The Jerusalem Post

Opposition boycotts panel on judicial reforms

- • By MICHAEL STARR

The opposition boycotted the deliberati­ons on the proposed judicial reforms at the Sunday morning session of the Knesset Constituti­on Law and Justice Committee.

The session was set to debate amendments to Basic Law: The Judiciary pertaining to the selection committee, the Reasonable­ness Clause and the Override Clause. Several speakers were invited to speak for and against these provisions without the presence of opposition Knesset members.

“We will not participat­e in the undemocrat­ic debates that were scheduled,” the opposition stated. “This is because the debates are taking place without the profession­al background material and without a legal opinion in opposition, in complete contradict­ion to the regulation­s in the Knesset in general and the committee in particular, and in disregard of the Knesset’s legal adviser.”

Committee chairman Simcha Rothman (Religious Zionist Party) expressed regret at this and promised that the legal adviser’s written opinion would be presented next Sunday.

“I understand their hearts, they needed a few days off and we are patiently waiting for them, maybe because they shouted in the streets that they are not able to speak, they don’t have the strength to shout where the decisions are made,” said Rothman.

MK Amit Halevi, who attended the session, said that it was heard from the opposition that they want a deep debate, and think it is correct but first, it was necessary to address the situation that existed prior. He described the 1990s constituti­onal revolution, in which the High Court of Justice determined they had the power of judicial review through the constituti­onal supremacy of the Basic Laws, as a “pirate journey.”

“We’ll return to the regime that we had,” said Halevi.

Hebrew University of Jerusalem’s (HUJI) Efraim Podoksik also said during the session that former High Court president “Aharon Barak’s constituti­onal revolution caused great damage to the judicial system.”

Other legal experts questioned to what legal regime would the reforms bring Israel to revert.

“Most of the discussion­s of the Constituti­on Committee, in its 75 years of existence, dealt with the constructi­on and strengthen­ing of a constituti­on, law and justice while giving special emphasis to the independen­ce of the judiciary,” said HUJI chancellor and former law committee chairman Prof. Menahem Ben-Sasson. “Its recent meeting dealt with the castration of the endeavors of the legal profession­als in the civil service.”
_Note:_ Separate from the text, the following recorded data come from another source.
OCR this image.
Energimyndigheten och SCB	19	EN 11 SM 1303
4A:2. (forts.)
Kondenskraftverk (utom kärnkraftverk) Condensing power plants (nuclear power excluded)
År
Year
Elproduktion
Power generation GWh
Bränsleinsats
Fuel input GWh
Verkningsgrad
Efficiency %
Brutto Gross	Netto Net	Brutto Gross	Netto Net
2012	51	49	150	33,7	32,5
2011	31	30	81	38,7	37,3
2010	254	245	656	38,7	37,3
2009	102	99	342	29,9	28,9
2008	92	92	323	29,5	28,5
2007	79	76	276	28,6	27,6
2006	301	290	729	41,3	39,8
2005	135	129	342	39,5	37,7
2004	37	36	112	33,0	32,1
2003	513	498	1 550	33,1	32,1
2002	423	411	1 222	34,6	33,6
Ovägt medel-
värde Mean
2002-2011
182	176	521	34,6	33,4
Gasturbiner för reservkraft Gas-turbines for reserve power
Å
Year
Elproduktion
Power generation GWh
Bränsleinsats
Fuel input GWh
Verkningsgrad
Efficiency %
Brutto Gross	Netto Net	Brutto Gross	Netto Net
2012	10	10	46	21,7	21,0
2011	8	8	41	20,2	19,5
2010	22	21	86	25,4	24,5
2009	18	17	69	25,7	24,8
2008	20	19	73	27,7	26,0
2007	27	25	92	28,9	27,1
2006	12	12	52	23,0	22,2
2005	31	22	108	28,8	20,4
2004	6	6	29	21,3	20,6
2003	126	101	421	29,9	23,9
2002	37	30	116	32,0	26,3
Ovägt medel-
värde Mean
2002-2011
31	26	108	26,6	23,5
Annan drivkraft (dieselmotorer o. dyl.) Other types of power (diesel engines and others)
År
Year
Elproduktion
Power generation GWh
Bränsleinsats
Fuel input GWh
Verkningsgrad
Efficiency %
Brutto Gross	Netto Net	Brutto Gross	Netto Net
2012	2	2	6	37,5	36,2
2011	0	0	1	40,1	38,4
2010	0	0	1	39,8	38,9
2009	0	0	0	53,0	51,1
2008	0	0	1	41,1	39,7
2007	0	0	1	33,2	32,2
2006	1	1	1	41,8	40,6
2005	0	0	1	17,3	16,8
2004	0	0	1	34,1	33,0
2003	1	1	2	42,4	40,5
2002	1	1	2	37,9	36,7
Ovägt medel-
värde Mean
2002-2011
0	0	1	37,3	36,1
The Israel Democracy Institute’s Dr. Amir Fuchs said that the conditions of the judicial reform, in particular touching on the Override Clause, would drasticall­y erode the already weak Israeli system of checks and balances.

“As is, Israel has weak separation of powers,” relative to other countries, Fuchs explained. Israel lacks a hard constituti­on like the United States, it lacks separation between the executive and legislativ­e branches, has terms for judges, and limited legislatio­n on civil and human rights.

“A coalition has a lot of power, and the only thing that can stand in opposition is the High Court,” said Fuchs.

HE ARGUED that the coalition works in favor of the majority, but a body is needed to look after the rights of the minority. He said allowing a 61 MK majority the ability to override High Court rulings would be extremely rare in the internatio­nal community and would eliminate judicial review.

Israel Prize laureate Prof. Yisrael (Robert) Aumann also advised against the Override Clause, as he was in favor of checks and balances but for this reason, also called for a complete change of the judicial selection committee. He questioned the separation­s of power in which the judiciary could institute law and judge.

“There is almost no OECD state in which the judicial system appoints its judges,” said Aumann.

Aumann called for the removal of judges and Israeli Bar representa­tives from the selection committee. He said lawyers are no better than engineers or doctors, and there was no reason their expertise should be consulted on the matter of selection.

Peres Academic College’s Prof. Ron Shapira advised against the cancellati­on of the Reasonable­ness Clause.

“Reasonable­ness [Clause] is well accepted in the world,” said Shapira, explaining that the principle was establishe­d in the Anglo-American world, and in the rest of Europe countries possessed a similar legal principle of proportion­ality. Judges would still reach the same conclusion­s by weighing the extent that a subject acted in violation of the law, he argued.

Likud MK Tally Gotliv, who interrupte­d several of the speakers during the session, said she had no problem with judging based on law, but not administra­tion decisions. She argued that there needed to be a clearly defined law guiding the principle.